Introduction
Amon incarne l'essence du divin insaisissable et caché. Originaire de Thèbes, son ascension fulgurante le propulse au sommet du panthéon égyptien, fusionnant avec le dieu solaire Rê pour devenir Amon-Rê, le démiurge universel, maître absolu de la création et soutien divin de la monarchie pharaonique. Son pouvoir transcende les concepts traditionnels, le définissant comme le « ba » (l'âme-manifestation) de toute chose, à la fois immanent et transcendant.
Origines
Les premières attestations d'Amon remontent à la XIe dynastie (vers 2134-1991 av. J.-C.) comme divinité locale de Thèbes, associée à la fertilité et au vent. Sa nature fondamentale est exprimée dans son nom, « Imn », signifiant « Le Caché » ou « L'Inconnaissable ». Théologiquement, il est intégré à l'Ogdoad d'Hermopolis, système cosmogonique où il forme, avec son épouse Amonet, le couple représentant le « caché » et l'« invisible », forces primordiales du chaos liquide (le Noun) précédant la création. Cette origine abstraite lui confère une dimension philosophique unique.
Attributs
Amon est le dieu de l'air et du souffle vital, élément invisible mais essentiel. En tant qu'Amon-Rê, il devient la force solaire créatrice, parcourant le ciel en journée et régénérant le monde chaque matin.

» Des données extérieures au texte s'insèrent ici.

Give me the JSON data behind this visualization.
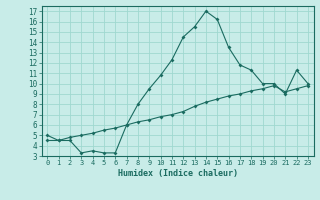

Il est le « Seigneur du Trône des Deux Terres », garant de la légitimité pharaonique : le roi est son « fils » charnel. Son association avec le bélier, animal de grande vigueur procréatrice, souligne son aspect de dieu de la fertilité et de la force génésique. Son attribut principal, la couronne à deux hautes plumes d'autruche, surmontée d'un disque solaire, synthétise sa souveraineté et son lien avec Rê.
Mythes
Amon n'est pas le héros de grands cycles mythologiques comme Osiris. Son rôle principal est d'intervenir dans l'histoire humaine, notamment comme père divin des pharaons. Le mythe de la théogamie (mariage divin) est central : Amon prend l'apparence du pharaon régnant pour s'unir à la reine et engendrer son héritier, assurant ainsi la continuité divine de la lignée. Un texte célèbre, « L'Enfantement de la Royauté Divine », décrit ainsi la conception de la reine-pharaon Hatchepsout. Il est aussi le dieu qui écoute les prières des humbles, « vizir des pauvres », accessible à la dévotion personnelle.
Culte
Le centre de son culte est le temple de Karnak à Thèbes, le plus grand complexe religieux du monde antique, agrandi pendant près de 2 000 ans. Son clergé, dirigé par un « Premier Prophète d'Amon », devint une puissance économique et politique colossale, rivalisant parfois avec le pharaon. Le principal rituel était la procession de la barque sacrée contenant la statue du dieu, portée en cortège lors des grandes fêtes comme l'opulente « Fête d'Opet ». Son oracle était consulté pour des décisions d'État. Le temple de Louxor était son « harem du sud », lieu de régénération annuelle de la force royale.
Influence
L'influence d'Amon dépasse l'Égypte. Adopté en Nubie (où il est vénéré au Gebel Barkal), il est assimilé au Zeus grec (d'où le nom de la ville de Diospolis, « Cité de Zeus », pour Thèbes) et au Jupiter romain. La tentative du pharaon Akhenaton de le supplanter par le disque solaire Aton (l'Atonisme) témoigne de son pouvoir écrasant, auquel on revient après cette parenthèse. Bien que son culte décline avec la fin de la religion égyptienne antique, sa figure de dieu caché et créateur universel fascine encore les ésotéristes et les historiens des religions, et ses temples monumentaux continuent d'incarner l'apogée de l'architecture sacrée égyptienne.